De overtocht naar Cayo Largo kan niet volledig in daglicht bezeild worden en omdat we de koraalriffen bij Cayo Largo met daglicht willen passeren (=inbouwen van zekerheid), vertrekken we aan het einde van de middag in Cienfuegos.
Er staat een matige wind van 20-25 knopen, windkracht 4 – 6 Bf en is uit noordelijke richting en met onze zuidelijke koers varen we dus voor de wind. Het schiet lekker op en door de beschutting van het vaste land is er weinig golfslag wat de eerste uren van de tocht lekker comfortabel maakt. Rond 21:00 uur, de golfslag is inmiddels iets hoger, krijgen we een storing te verwerken. Harrie, onze trouwe automatische piloot, weigert plotseling dienst. Na controle blijkt dat de elektrische duwarm op het stuurkwadrant een mechanisch defect heeft. De elektromotor wordt door de stuurcomputer goed aangestuurd, maar de duwarm zelf weigert echter zijn diensten te doen. Midden op zee is hier weinig aan te doen en dus moeten we de rest van de afstand, ongeveer 60 nm, op de hand sturen.

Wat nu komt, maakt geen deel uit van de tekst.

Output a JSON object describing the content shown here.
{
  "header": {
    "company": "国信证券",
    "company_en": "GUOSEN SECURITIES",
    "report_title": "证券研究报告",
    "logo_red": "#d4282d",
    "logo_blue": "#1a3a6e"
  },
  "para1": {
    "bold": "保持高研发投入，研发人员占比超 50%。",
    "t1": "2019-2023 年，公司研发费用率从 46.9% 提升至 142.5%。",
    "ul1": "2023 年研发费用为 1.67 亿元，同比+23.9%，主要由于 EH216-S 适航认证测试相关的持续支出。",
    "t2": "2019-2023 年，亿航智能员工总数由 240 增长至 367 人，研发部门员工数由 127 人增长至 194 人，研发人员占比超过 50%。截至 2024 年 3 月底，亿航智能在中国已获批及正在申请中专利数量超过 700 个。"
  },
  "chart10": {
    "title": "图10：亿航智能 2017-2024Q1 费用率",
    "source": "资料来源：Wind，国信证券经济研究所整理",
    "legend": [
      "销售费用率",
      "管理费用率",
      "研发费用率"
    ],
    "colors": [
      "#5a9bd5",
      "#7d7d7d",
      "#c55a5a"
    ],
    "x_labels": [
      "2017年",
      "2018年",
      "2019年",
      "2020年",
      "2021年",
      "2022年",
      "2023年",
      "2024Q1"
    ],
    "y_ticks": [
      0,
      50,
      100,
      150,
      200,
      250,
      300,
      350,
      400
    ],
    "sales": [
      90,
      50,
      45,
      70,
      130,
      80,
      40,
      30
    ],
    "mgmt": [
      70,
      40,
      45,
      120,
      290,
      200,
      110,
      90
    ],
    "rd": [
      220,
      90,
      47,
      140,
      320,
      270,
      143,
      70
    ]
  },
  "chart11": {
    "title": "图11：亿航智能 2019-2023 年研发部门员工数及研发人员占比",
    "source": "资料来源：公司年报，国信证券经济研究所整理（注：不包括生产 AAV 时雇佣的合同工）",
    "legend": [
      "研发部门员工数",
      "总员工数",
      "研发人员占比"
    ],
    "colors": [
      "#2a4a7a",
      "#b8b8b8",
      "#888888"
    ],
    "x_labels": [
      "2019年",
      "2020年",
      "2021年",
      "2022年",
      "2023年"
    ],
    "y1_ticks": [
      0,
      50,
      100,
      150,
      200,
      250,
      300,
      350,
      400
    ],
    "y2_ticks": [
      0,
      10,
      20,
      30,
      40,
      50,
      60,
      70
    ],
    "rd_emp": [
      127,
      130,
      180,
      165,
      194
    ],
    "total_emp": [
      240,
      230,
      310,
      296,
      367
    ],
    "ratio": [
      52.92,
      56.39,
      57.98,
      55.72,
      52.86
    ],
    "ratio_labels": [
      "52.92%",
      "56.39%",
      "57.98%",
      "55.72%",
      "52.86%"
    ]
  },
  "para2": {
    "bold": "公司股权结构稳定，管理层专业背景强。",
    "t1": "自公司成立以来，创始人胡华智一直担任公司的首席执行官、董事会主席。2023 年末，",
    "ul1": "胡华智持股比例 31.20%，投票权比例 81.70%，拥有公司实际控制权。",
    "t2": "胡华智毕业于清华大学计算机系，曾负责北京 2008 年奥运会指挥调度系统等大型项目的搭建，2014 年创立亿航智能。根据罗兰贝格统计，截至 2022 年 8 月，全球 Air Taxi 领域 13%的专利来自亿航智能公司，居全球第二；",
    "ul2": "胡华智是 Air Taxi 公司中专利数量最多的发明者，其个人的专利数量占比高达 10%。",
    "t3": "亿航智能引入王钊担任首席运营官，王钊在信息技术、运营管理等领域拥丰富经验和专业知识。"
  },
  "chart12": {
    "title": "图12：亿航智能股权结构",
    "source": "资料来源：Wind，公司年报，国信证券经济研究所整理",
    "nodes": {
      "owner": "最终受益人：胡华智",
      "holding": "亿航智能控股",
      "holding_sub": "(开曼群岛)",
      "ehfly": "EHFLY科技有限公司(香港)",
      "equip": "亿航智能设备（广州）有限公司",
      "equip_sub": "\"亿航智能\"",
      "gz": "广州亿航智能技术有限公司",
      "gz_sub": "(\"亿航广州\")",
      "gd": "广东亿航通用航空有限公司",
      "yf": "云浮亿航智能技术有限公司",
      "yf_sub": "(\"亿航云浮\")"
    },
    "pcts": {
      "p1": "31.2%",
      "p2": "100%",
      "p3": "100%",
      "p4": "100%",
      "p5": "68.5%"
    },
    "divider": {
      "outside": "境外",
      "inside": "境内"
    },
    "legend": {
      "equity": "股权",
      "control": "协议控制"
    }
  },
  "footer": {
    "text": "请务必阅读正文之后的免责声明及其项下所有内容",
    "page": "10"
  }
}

De wind blijft 25 knopen en de golven worden langzaamaan iets hoger. Het is door de noordelijke wind koud, ongeveer 16 graden. De zeilpakken zijn nog opgeborgen (vacuum verpakt in een vak ergens ver weg) en dus moeten we deze nacht behoorlijk kou lijden.
Om 01:00 uur in de nacht sta ik aan het roer en is Marlene in de kuip op de uitkijk. Plotseling is er een harde, doffe klap, gekraak en de Rafiki komt met een schok tot stilstand! Ik ben verlamd van schrik en Marlene denkt dat de mast overboord is geslagen. Ze roept in paniek: “Loud, de mast!”. Voor de boeg van de Rafiki zie ik de witte contouren van een vaartuig en ik merk dat we nog bewegen, we duwen het vaartuig voor ons weg. De mast staat gelukkig nog overeind. Ik start de motor en sla meteen achteruit en merk dat we met een krakend geluid van het ander vaartuig los komen. Marlene heeft inmiddels het deklicht aangemaakt en we zien een vissersboot van 8-10 meter lang met een kajuit die hier, midden op zee voor anker ligt! Hij heeft geen verlichting en er is niemand aan dek. Even later gaat het licht aan en we zien twee mannen aan dek komen. We willen op een veilige afstand van deze boot komen, het waait inmiddels 6 Bf, en er is een behoorlijke golfslag dus we motorzeilen van de visser af. Op veilige afstand neemt Marlene het roer over en ik duik met de zaklamp in het vooronder om te kijken of we op de boeg lekgeslagen zijn: dit is gelukkig niet het geval. Vervolgens ga ik (natuurlijk met life-line) naar het voordek om de schade te bekijken: het ankerbeslag heeft de klap opgevangen en is behoorlijk verbogen. Het rolreefprofiel van de voorstag heeft een knik opgelopen. We hebben een dubbele voorstag en het beschadigde profiel was gelukkig niet onder zeil. Voor zover op dat moment beoordeelbaar, kunnen we gelukkig “veilig” verder zeilen. We roepen op VHF kanaal 16 de visser op, maar hij geeft geen gehoor aan onze oproep. Onze oproep wordt wel opgepikt door een Zweeds zeiljacht. Zij hebben dezelfde koerslijn als ons, maar zij liggen 5 nm voor ons. Ook zij verklaren dat er op het bewuste traject geen verlichte objecten waren, de visser was dus midden op zee, het dichtstbijzijnde onbewoonde eilandje ligt op 30 km(!) afstand, zonder verlichting op een diepte van 30 m geankerd! De Zweden hadden echter het geluk om dit vaartuig niet te raken.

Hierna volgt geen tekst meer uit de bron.